Items of Interest or for study:

  • This wasn't very hard to convert to a class, but I made a large number of small mistakes. I was using "%4i" in formatting, but wanted the size to be a variable (self.num_width). In the end I had to create the string "%"+str(self.num_width)+"i" first before using it.

  • I ran this with a good-sized novel (160,000 words, 7155 distinct words): "Emma" by Jane Austen. The results are: listing and concordance. I edited the original source to replace all references such as "Mr John Knightly" with "Mr+John+Knightly", which is then lowercased to "mr+john+knightly". In this way the references to people were greatly improved. (The split() only separates on whitespace as mentioned above.) Afterwards, I replaced each plus with a blank, so any references with a blank in them initially had a plus instead of the blank.

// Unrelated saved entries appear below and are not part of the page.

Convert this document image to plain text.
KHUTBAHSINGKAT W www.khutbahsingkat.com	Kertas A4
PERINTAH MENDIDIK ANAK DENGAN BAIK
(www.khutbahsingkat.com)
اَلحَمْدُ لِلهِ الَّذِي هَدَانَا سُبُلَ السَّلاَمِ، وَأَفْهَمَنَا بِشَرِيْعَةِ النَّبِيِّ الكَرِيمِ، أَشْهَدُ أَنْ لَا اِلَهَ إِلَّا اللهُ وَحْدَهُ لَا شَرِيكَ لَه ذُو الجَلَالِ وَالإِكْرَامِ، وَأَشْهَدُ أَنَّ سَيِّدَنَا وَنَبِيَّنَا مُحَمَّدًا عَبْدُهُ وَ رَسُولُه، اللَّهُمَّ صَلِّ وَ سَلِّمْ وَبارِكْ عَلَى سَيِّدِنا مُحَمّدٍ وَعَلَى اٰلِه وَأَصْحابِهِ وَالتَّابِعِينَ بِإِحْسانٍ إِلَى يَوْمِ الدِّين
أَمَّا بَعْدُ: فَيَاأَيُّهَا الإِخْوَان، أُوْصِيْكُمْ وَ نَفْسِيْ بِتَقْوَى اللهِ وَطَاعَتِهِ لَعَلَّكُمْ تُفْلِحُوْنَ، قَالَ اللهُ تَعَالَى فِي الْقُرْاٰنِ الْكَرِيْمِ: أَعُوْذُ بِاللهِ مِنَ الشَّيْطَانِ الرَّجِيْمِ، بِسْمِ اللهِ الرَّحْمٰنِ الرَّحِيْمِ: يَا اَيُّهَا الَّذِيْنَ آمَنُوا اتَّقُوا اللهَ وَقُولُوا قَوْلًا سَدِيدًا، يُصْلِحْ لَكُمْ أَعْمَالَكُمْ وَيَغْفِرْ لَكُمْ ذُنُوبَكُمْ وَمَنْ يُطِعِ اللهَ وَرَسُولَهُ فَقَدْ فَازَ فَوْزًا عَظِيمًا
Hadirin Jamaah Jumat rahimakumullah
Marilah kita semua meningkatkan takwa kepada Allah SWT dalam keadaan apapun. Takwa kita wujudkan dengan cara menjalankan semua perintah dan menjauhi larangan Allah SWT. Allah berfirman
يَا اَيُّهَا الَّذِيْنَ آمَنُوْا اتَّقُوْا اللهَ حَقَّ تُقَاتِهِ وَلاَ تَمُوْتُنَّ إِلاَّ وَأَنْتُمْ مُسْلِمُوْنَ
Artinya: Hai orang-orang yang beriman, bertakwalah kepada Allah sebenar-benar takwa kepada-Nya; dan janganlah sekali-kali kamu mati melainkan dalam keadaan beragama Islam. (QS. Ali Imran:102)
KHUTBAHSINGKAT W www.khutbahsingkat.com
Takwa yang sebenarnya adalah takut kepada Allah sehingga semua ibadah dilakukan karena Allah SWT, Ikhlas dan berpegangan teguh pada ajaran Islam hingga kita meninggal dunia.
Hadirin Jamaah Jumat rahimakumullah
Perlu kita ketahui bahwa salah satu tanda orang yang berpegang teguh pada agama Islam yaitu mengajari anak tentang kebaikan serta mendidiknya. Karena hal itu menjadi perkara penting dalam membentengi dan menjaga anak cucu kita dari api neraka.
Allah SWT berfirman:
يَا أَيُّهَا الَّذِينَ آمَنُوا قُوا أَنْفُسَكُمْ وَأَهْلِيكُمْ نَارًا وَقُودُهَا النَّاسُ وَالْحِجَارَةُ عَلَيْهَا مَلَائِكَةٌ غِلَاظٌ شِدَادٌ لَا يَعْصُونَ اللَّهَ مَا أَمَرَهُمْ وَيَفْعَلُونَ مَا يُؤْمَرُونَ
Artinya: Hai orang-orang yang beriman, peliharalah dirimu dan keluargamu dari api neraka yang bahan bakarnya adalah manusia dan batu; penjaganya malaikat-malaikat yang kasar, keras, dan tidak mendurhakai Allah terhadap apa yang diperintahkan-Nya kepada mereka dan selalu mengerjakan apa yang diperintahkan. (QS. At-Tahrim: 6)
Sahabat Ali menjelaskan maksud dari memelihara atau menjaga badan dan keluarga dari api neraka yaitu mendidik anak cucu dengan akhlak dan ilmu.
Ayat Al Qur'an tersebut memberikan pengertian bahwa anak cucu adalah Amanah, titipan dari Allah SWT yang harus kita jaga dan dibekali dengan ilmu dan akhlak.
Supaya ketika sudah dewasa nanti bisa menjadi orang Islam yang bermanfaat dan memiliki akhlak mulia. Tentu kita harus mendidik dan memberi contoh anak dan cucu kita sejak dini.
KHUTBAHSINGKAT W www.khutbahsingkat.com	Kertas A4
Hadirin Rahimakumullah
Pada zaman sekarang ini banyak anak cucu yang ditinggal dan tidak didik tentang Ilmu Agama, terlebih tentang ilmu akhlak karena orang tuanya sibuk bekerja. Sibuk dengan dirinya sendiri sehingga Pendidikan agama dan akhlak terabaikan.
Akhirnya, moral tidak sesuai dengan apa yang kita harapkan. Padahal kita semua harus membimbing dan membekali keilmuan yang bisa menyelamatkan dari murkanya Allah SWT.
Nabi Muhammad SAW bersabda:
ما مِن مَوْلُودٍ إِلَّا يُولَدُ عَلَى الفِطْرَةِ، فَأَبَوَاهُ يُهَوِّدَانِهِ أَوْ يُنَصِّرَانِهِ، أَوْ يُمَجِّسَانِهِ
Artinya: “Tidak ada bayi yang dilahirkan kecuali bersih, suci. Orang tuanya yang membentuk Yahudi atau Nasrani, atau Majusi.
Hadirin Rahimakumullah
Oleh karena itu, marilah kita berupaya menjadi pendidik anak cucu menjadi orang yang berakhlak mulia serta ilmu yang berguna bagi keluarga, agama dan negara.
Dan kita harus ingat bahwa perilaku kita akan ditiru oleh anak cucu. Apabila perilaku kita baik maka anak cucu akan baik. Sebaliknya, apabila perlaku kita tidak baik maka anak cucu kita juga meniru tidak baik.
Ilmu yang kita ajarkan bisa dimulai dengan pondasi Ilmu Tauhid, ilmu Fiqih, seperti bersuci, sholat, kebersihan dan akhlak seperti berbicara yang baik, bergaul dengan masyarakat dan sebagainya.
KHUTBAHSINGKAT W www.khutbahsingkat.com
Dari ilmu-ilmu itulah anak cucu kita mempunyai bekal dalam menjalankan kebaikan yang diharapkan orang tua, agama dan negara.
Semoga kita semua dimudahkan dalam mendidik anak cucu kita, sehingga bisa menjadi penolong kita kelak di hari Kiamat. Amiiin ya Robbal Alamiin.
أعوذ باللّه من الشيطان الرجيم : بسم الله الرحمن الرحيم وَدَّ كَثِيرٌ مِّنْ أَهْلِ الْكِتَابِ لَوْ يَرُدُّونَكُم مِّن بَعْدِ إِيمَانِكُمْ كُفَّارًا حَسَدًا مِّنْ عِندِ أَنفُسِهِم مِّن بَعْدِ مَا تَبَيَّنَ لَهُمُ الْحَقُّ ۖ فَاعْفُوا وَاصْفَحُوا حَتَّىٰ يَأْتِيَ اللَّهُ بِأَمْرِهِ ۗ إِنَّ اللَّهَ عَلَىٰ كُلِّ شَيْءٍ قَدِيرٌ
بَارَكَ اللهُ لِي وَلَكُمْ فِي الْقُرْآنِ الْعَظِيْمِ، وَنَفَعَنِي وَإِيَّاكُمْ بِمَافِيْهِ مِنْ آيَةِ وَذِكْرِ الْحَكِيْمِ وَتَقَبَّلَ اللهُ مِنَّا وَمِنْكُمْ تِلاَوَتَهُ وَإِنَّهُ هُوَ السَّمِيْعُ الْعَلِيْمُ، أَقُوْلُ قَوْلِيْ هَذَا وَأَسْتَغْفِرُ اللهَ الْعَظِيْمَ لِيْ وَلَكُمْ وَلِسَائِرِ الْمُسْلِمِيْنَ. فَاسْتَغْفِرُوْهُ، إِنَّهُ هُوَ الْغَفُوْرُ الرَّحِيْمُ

  • The source text must have used a carrige-return/line-feed at the end of each line, so I had to change my check for a blank line.

  • I added 4 arguments to the class, the last 3 with default values. This also reads source from a file, and writes a listing (with line numbers) and the concordance itself to separate files.

(Revision date: 2015-02-23. Please use ISO 8601, the International Standard.)